Identification of Selective Mtb-DHFR Inhibitors as Antitubercular Agents: A Fragment Merging Approach.
Yash Kumar Gaur, Milendra Kumar Turkar, Aniket Nandi, Divyanshi Thakur, Pooja A Chawla, Mymoona Akhter, Omprakash Tanwar, Kalicharan Sharma
Current computer-aided drug design · 2026-05
Abstract
INTRODUCTION: Tuberculosis (TB) is the world's deadliest disease, with 8.2 million new cases reported in 2023. There are many druggable targets for tuberculosis, out of which Dihydrofolate reductase from M. tuberculosis (Mtb-DHFR) is a validated target essential for folate metabolism and protein synthesis.
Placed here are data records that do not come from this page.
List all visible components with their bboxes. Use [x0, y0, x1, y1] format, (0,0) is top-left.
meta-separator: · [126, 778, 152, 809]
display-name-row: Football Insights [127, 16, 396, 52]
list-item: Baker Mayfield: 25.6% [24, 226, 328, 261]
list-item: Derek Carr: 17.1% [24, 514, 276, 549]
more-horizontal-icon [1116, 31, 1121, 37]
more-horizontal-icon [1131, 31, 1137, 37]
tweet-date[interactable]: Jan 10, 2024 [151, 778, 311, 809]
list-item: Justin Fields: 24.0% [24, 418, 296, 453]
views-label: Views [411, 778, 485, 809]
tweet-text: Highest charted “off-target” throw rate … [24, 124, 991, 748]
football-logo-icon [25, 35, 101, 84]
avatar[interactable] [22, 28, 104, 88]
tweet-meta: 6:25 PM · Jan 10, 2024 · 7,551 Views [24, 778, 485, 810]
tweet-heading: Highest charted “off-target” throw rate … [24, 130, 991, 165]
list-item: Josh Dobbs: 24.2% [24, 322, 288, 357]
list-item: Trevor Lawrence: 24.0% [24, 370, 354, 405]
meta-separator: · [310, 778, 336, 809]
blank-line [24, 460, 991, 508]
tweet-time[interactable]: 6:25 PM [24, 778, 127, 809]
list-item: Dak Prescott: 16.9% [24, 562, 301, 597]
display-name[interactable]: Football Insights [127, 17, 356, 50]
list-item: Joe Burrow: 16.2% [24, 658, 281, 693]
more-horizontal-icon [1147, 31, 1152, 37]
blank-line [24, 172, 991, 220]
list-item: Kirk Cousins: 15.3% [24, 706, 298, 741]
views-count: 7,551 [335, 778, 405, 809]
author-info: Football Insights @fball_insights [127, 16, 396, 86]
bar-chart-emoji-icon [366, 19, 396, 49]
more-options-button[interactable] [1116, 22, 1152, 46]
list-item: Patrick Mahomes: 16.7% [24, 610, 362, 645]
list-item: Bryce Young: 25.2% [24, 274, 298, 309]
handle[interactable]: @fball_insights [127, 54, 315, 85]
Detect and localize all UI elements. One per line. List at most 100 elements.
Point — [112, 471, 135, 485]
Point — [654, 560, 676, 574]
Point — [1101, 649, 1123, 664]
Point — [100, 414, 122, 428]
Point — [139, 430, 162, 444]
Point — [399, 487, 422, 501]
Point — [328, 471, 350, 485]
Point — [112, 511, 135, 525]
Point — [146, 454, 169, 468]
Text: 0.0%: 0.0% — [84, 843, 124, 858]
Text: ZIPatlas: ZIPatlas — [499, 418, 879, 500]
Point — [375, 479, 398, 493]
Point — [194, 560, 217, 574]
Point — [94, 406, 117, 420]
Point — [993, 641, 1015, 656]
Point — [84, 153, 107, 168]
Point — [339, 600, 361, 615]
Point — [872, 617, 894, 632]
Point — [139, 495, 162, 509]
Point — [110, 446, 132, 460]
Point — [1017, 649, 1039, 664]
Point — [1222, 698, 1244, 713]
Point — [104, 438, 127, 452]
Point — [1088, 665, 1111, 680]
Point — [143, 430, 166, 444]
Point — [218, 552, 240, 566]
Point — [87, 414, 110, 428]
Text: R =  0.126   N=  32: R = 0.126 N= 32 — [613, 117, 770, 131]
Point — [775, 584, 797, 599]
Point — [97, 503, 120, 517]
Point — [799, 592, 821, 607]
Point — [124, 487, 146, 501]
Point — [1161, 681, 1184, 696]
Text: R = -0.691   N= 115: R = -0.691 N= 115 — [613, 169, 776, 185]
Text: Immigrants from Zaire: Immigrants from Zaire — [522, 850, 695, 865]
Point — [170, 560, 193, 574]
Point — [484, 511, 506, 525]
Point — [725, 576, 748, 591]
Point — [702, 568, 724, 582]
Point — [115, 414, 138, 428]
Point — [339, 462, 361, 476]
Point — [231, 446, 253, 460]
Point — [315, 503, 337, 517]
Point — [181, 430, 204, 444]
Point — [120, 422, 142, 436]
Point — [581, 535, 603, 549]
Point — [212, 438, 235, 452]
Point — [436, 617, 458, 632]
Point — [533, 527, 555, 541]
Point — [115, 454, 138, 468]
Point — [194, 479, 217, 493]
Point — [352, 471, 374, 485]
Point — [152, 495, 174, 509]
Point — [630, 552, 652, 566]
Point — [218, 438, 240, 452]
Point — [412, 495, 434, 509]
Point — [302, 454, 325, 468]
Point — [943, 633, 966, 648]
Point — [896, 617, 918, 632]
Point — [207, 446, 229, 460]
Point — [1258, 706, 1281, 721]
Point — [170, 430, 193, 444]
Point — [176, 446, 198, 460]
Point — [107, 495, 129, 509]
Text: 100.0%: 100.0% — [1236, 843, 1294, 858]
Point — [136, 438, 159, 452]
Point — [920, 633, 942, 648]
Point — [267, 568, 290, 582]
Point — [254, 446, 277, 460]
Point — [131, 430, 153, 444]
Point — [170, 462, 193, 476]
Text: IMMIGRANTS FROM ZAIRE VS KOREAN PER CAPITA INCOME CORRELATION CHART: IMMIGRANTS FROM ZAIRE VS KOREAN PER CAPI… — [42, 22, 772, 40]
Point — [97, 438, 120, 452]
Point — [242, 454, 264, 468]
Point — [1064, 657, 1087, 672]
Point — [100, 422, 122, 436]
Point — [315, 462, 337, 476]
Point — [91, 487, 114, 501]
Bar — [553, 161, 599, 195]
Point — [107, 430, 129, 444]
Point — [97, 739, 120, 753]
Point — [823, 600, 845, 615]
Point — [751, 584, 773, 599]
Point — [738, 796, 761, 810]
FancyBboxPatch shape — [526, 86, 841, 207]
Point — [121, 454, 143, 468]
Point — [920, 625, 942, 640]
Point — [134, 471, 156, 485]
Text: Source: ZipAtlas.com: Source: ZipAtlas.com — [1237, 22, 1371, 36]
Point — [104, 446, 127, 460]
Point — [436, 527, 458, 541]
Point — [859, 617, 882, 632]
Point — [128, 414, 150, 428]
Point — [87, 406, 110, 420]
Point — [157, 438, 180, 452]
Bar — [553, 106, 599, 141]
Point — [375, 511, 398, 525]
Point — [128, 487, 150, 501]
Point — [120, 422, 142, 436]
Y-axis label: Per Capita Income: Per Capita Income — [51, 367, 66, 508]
METHODS: A unique Fragment-Based Drug Design (FBDD) approach was used to get selective Mtb-DHFR inhibitors (PDBID: 1DF7) over human DHFR. The active site was bifurcated into acidic- and basic-rich regions to generate dual docking grids. The fragment database (Enamine) was virtually screened against both acidic and basic grids, yielding 258 fragments per sites followed by constructing a focused library of 2000 molecules against each grid, which were then screened against the whole Mtb-DHFR active site. The top 104 hits were evaluated for selectivity through cross-docking against human DHFR (PDB ID: 1OHJ).
RESULTS: From Virtual screening, we have identified 258 fragment hits against per sub pocket, enabling the construction of 2000 full-length molecules. A total of 104 molecules were identified, from which 20 compounds demonstrated improved selectivity against Mtb-DHFR over hDHFR. Compound Z1 showed a high binding affinity and good ADMET property indicated favorable pharmacokinetic properties along with good stability by molecular dynamics simulations.
DISCUSSION: The dual-grid FBDD strategy worked well and achieved selective inhibition of Mtb-DHFR. Compound Z1 showed a stable binding interaction along with structural differences between Mtb-DHFR and h-DHFR, to impart excellent selectivity and off-target effects.
CONCLUSION: Upon computational workflow, Z1 was successfully identified as a selective MtbDHFR inhibitor with promising drug-like characteristics. These findings support Z1 as a strong lead scaffold for further optimization in antitubercular therapeutics.